Prawn
Malaysian fish curry
Fiery, fragrant and full of flavour – this Malaysian fish curry will become your new favourite dinner.
Ingredients:
- 4 thai shallots, peeled and chopped
- 4 garlic cloves
- 2cm/¾in fresh root ginger, peeled
- 2 tsp shrimp paste
- 4 red chillies, chopped
- 50g/1¾oz curry powder
- for the curry
- 2 tbsp vegetable oil
- 1 onion, sliced
- 1 tsp turmeric
- 1 tsp fenugreek seeds
- ½ tbsp mustard seeds
- 10–15 fresh curry leaves
- 1 tbsp tamarind paste
- 400ml tin coconut milk
- 3 small thai aubergines, cut in half
- 6 okra
- 3 tomatoes on the vine, chopped
- 1 whole sea bream on the bone, cut into chunks
- 300g/10½oz fresh tuna, cut into chunks
- 1 fillet red snapper, cut into chunks
- steamed basmati rice
Directions:
- First, make the curry paste.
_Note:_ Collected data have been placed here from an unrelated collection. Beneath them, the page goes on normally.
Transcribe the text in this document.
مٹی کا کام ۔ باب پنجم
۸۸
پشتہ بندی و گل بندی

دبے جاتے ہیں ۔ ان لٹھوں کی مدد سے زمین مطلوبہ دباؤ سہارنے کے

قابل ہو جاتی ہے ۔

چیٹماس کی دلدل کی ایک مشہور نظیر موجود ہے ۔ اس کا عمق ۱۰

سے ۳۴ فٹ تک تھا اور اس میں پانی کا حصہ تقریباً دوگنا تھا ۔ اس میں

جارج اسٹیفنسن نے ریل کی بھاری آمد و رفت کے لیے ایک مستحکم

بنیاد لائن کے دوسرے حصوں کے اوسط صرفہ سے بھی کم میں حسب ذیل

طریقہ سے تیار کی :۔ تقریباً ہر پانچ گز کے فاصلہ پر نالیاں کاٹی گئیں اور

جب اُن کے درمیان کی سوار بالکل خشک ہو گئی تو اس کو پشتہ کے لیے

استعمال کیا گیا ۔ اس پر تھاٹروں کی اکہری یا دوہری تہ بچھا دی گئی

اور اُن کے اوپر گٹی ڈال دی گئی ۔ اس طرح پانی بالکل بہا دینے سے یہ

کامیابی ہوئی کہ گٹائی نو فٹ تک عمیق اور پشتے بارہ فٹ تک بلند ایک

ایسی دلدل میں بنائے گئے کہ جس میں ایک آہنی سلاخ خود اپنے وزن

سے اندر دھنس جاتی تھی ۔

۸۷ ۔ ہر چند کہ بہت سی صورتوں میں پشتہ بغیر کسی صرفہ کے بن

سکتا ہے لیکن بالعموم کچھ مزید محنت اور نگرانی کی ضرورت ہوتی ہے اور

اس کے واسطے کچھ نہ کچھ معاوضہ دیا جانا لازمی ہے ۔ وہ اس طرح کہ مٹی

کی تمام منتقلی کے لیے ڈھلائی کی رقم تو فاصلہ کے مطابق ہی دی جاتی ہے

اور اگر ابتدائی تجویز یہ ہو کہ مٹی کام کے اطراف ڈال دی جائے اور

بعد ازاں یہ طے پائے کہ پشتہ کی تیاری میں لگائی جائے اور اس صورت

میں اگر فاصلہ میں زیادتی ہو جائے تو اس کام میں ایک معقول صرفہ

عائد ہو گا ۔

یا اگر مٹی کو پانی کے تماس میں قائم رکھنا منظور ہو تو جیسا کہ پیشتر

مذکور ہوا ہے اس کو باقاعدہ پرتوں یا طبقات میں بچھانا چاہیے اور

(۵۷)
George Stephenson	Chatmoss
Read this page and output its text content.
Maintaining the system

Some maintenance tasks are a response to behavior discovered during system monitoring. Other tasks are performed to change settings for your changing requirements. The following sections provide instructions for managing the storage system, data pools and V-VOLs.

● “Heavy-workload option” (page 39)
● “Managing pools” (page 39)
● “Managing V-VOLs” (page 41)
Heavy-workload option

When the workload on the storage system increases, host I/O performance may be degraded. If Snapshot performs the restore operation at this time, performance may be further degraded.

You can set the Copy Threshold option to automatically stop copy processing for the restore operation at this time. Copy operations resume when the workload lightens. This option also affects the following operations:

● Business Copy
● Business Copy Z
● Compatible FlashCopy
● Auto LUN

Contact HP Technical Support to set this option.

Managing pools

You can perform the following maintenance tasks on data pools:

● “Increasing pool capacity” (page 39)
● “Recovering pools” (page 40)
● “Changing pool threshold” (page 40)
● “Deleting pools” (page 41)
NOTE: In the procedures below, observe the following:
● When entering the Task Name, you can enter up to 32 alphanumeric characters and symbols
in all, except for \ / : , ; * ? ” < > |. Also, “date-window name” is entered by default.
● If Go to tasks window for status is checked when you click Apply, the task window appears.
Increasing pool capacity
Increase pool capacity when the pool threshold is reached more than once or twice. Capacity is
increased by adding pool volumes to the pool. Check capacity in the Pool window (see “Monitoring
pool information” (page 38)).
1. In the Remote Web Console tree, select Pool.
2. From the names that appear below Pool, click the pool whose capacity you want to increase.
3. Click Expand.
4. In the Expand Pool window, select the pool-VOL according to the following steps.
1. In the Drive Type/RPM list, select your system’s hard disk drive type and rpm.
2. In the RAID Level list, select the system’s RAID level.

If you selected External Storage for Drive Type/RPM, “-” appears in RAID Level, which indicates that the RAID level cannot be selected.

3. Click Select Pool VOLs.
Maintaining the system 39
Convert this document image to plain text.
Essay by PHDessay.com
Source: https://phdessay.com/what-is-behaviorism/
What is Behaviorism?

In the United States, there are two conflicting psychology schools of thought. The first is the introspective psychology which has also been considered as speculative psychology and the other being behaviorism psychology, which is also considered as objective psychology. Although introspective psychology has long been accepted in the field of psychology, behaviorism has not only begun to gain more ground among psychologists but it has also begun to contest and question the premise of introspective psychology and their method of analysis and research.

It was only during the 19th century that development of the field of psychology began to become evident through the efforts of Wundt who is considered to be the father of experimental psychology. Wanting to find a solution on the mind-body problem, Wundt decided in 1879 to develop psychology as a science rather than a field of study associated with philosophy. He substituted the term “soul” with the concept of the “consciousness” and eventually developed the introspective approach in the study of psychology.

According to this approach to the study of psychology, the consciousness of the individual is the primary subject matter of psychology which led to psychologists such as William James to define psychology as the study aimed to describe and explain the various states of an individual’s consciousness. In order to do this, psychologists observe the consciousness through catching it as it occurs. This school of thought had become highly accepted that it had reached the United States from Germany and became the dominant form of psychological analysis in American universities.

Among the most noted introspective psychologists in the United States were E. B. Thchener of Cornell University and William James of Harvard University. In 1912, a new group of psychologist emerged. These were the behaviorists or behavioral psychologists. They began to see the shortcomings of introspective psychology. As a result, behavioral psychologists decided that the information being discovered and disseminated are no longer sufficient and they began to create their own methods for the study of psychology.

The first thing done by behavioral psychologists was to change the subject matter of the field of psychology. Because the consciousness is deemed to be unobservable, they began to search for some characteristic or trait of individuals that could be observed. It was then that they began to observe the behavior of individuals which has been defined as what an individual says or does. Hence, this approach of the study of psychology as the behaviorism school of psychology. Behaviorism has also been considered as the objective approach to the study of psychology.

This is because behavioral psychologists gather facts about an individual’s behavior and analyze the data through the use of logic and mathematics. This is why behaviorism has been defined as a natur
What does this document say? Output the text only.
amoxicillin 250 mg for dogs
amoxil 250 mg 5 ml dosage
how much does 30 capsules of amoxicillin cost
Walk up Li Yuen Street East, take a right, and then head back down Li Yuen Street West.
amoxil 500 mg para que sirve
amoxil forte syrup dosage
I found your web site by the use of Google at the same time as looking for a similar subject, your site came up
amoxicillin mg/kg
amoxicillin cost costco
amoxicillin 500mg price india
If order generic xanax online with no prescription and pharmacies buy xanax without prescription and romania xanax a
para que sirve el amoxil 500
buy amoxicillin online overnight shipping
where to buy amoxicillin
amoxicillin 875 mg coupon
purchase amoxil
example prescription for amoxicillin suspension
Put all the ingredients into a food processor and blitz to a paste.
- To make the curry, heat the oil in a large, deep pan and gently fry the onion until soft. Add the spices and curry leaves, stirring for a minute or so, then add the curry paste. Fry for a couple of minutes, stirring.
- Add the tamarind paste, coconut milk and 300ml/10fl oz water. Bring to the boil, then add the aubergine, okra, tomatoes and all the fish. Simmer until the veg is soft and the fish is cooked through.
- Serve in four bowls with steamed rice.